Step 1: Replace the definition-based pipeline section

Find the section starting at line 142 (### Definition-Based Pipeline) through line 176 (end of the example JSON block). Replace it with the content below. Keep everything else in the file unchanged.

Replace lines 142-176 with:

### Definition-Based Pipeline

**Location:** `apps/orchestration/definition_orchestrator.py`

Dynamic stages configured via JSON stored in `PipelineDefinition` model. Supports any combination and ordering of node types.

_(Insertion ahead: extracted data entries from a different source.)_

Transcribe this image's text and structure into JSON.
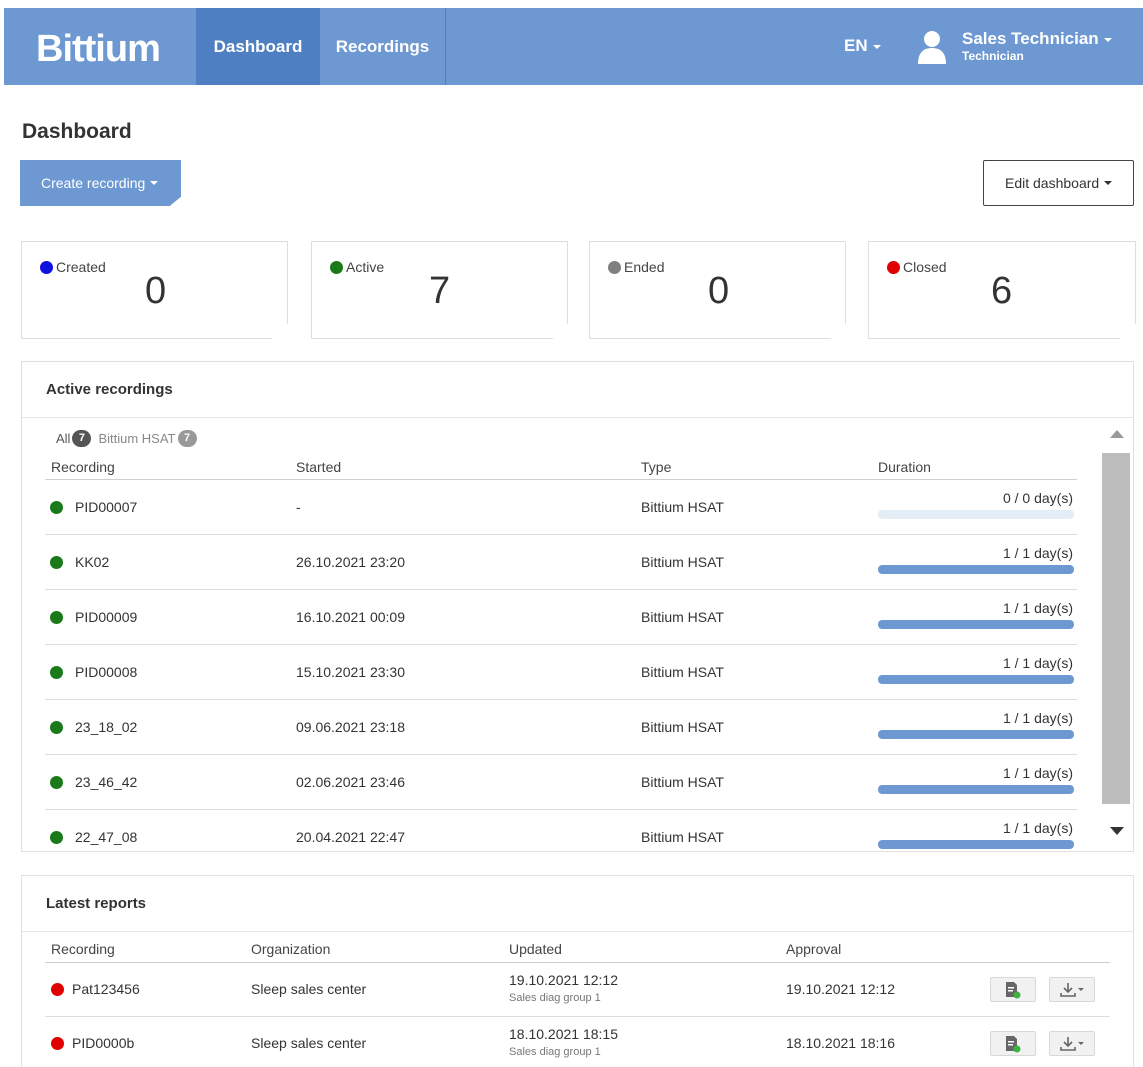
{
  "app": {
    "logo": "Bittium",
    "nav": [
      {
        "label": "Dashboard"
      },
      {
        "label": "Recordings"
      }
    ],
    "language": "EN",
    "user": {
      "name": "Sales Technician",
      "role": "Technician",
      "icon": "user-icon"
    }
  },
  "page": {
    "title": "Dashboard",
    "create_label": "Create recording",
    "edit_label": "Edit dashboard"
  },
  "colors": {
    "accent": "#6d98d2",
    "active_nav": "#4d7fc2",
    "created": "#1010e0",
    "active": "#1a7a1a",
    "ended": "#808080",
    "closed": "#e00000"
  },
  "status_cards": [
    {
      "label": "Created",
      "value": "0",
      "color": "#1010e0"
    },
    {
      "label": "Active",
      "value": "7",
      "color": "#1a7a1a"
    },
    {
      "label": "Ended",
      "value": "0",
      "color": "#808080"
    },
    {
      "label": "Closed",
      "value": "6",
      "color": "#e00000"
    }
  ],
  "active_recordings": {
    "title": "Active recordings",
    "filters": [
      {
        "label": "All",
        "count": "7"
      },
      {
        "label": "Bittium HSAT",
        "count": "7"
      }
    ],
    "columns": [
      "Recording",
      "Started",
      "Type",
      "Duration"
    ],
    "rows": [
      {
        "recording": "PID00007",
        "started": "-",
        "type": "Bittium HSAT",
        "duration": "0 / 0 day(s)",
        "progress": 0
      },
      {
        "recording": "KK02",
        "started": "26.10.2021  23:20",
        "type": "Bittium HSAT",
        "duration": "1 / 1 day(s)",
        "progress": 1
      },
      {
        "recording": "PID00009",
        "started": "16.10.2021  00:09",
        "type": "Bittium HSAT",
        "duration": "1 / 1 day(s)",
        "progress": 1
      },
      {
        "recording": "PID00008",
        "started": "15.10.2021  23:30",
        "type": "Bittium HSAT",
        "duration": "1 / 1 day(s)",
        "progress": 1
      },
      {
        "recording": "23_18_02",
        "started": "09.06.2021  23:18",
        "type": "Bittium HSAT",
        "duration": "1 / 1 day(s)",
        "progress": 1
      },
      {
        "recording": "23_46_42",
        "started": "02.06.2021  23:46",
        "type": "Bittium HSAT",
        "duration": "1 / 1 day(s)",
        "progress": 1
      },
      {
        "recording": "22_47_08",
        "started": "20.04.2021  22:47",
        "type": "Bittium HSAT",
        "duration": "1 / 1 day(s)",
        "progress": 1
      }
    ]
  },
  "latest_reports": {
    "title": "Latest reports",
    "columns": [
      "Recording",
      "Organization",
      "Updated",
      "Approval"
    ],
    "rows": [
      {
        "recording": "Pat123456",
        "organization": "Sleep sales center",
        "updated": "19.10.2021  12:12",
        "group": "Sales diag group 1",
        "approval": "19.10.2021 12:12",
        "report_icon": "report-icon",
        "download_icon": "download-icon"
      },
      {
        "recording": "PID0000b",
        "organization": "Sleep sales center",
        "updated": "18.10.2021  18:15",
        "group": "Sales diag group 1",
        "approval": "18.10.2021 18:16",
        "report_icon": "report-icon",
        "download_icon": "download-icon"
      }
    ]
  }
}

- **Endpoints:** `POST /orchestration/definitions/<name>/execute/`
- **CLI:** `python manage.py run_pipeline --definition <name>` or `--config path/to/file.json`
- **Celery support:** Not yet (sync only)
- **Resume:** Not yet

**Available node types:**

| Type | Handler | Purpose | Config Keys |
|------|---------|---------|-------------|
| `ingest` | IngestNodeHandler | Parse alert webhooks, create Incident + Alert records | `driver` (optional) |
| `context` | ContextNodeHandler | Run real system health checkers (CPU, memory, disk, etc.) | `checker_names` (list, optional — defaults to all enabled) |
| `intelligence` | IntelligenceNodeHandler | AI analysis via provider pattern (local or OpenAI) | `provider` (required), `provider_config` (optional) |
| `notify` | NotifyNodeHandler | Send notifications via DB-configured channels | `drivers` (list) or `driver` (string) |
| `transform` | TransformNodeHandler | Extract, filter, or map data between nodes | `source_node` (required), `extract`, `mapping`, `filter_priority` |

**Node output chaining:** Each node's output is stored in `NodeContext.previous_outputs[node_id]` and available to all downstream nodes. For example, the `notify` node reads checker results from previous context node output to build notification messages with appropriate severity (critical/warning/info).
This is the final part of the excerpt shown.